認知症に関する国の施策
2000年に介護保険法が施行され、人々の認知症に対する意識は大きく変わりました。2015年には厚労省が中心となって新オレンジプランを策定し(2017年7月改定)、続いて新しい施策も進められています。
目次
新オレンジプランから「認知症施策推進大綱」へ
厚生労働省では団塊の世代が75歳以上となる2025年を見据え、2015年に新オレンジプラン(認知症施策推進総合戦略)を策定しました。新オレンジプランでは、認知症の人の意思が尊重され、できる限り住み慣れた地域で自分らしく暮らし続けられる社会の実現を目指しています。
■新オレンジプランの7つの柱
- 1.認知症への理解を深める為の普及・啓発の推進
- 2.認知症の容態に応じた適時・適切な医療・介護等の提供
- 3.若年性認知症施策の強化
- 4.認知症の人の介護者への支援
- 5.認知症の人を含む高齢者にやさしい地域づくりの推進
- 6.認知症の予防法、診断法、治療法、リハビリテーション、介護モデルなどの研究開発及びその成果の普及の推進
- 7.認知症の人やその家族の視点の重視
この新オレンジプランの取り組みから、新たに「認知症施策推進大綱」がまとめられました。「認知症施策推進大綱」では、認知症は誰もが発症する病気と位置づけており、認知症との「共生」と「予防」を両輪に施策を推進しています。「予防」は認知症にならないのではなく、「発症を遅らせる・進行を緩やかにする」ことを目指しており、食生活の改善や運動、社会的孤立の解消などを推進しています。一方で、「共生」は認知症があってもなくても家族や地域の人と共に生きることができる社会づくりを目指しています。
▼認知症施策推進大綱についてくわしくはこちら
■認知症施策推進大綱の5つの柱
- 1.普及啓発・本人発信支援
- ・認知症サポーターの養成
- ・相談先の周知
- ・認知症本人からの発信支援
- 2.認知症の予防
- ・食生活の改善、運動不足の解消、社会的孤立の解消など
- ・予防に関するエビデンスの収集
- 3.医療・ケア・介護サービス・介護者への支援
- ・医療・介護従事者の認知症対応力を向上する研修を実施
- ・かかりつけ医や地域包括支援センター、認知症地域支援推進員、認知症初期集中支援チーム、認知症疾患医療センターなどの質の向上と連携強化
- ・認知症カフェなどの取組みを推進
- 4.認知症バリアフリーの推進・若年性認知症の人への支援・社会参加支援
- ・認知症になっても支障なく暮らせる街づくりを推進
- ・認知症に関して取り組んでいる企業への認証制度や表彰
- ・成年後見人制度の利用促進
- ・認知症に関する民間保険の利用促進
- 5.研究開発・産業促進・国際展開
- ・認知症発症や進行のメカニズム解明や、予防法・診断法・治療法・リハビリテーション、介護モデルなどの研究開発
- ・認知症予防やケアに関する技術・サービス・機器などの検証、評価指標の確立
■認知症予防コラム
★眠る直前にスマホやテレビ、パソコンは避けましょう
認知症予防のためには質の良い眠りが大切です。
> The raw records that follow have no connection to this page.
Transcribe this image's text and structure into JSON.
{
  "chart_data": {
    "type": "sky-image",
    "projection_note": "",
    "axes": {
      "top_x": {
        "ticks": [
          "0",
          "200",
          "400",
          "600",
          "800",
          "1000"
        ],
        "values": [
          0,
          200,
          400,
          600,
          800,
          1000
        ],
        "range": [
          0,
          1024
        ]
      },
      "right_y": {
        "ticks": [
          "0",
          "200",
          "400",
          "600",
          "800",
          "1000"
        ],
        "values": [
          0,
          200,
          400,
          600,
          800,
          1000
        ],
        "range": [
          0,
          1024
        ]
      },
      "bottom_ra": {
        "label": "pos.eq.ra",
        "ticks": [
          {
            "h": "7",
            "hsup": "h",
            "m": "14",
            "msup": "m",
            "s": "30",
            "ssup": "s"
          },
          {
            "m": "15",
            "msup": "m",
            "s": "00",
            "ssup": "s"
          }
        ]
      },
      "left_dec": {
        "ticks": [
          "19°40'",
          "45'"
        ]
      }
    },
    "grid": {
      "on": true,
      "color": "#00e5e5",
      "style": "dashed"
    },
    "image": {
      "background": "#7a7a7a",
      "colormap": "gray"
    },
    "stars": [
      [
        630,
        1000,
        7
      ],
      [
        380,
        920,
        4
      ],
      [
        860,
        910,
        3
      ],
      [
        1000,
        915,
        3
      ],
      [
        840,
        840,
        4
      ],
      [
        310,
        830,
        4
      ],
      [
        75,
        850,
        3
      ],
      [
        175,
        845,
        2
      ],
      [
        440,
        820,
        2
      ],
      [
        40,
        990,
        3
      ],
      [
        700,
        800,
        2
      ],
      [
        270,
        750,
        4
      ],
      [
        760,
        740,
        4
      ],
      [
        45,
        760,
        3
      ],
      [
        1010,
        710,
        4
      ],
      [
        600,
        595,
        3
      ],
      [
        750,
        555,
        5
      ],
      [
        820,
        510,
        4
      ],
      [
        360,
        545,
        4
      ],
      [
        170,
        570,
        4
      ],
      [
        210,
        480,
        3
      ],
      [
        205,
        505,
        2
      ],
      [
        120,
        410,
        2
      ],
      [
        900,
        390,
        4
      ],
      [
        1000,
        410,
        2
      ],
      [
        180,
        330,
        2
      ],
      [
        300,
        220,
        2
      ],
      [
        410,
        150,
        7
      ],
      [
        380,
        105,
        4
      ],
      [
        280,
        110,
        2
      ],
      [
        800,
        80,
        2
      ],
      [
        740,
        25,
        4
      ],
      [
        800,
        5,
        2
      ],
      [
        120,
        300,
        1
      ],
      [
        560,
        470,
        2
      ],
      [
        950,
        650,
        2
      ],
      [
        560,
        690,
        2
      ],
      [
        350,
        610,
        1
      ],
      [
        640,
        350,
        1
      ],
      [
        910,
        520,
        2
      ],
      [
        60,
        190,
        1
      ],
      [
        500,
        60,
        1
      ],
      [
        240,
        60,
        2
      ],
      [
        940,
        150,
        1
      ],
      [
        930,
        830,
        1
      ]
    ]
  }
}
就寝前に適切な行動をとりましょう。眠りに入る際に周囲が暗い方が眠気を誘いやすいといわれており、明るさは10ルクス以下が適しています。寝室の照明は電球色(オレンジ色など暖色系)で過ごし、豆電球(約9~10ルクス)か真っ暗な部屋で就寝するのがおすすめです。スマホやパソコン、テレビの画面は光が強く脳を覚醒してしまうので、就寝直前は見ないようにしましょう。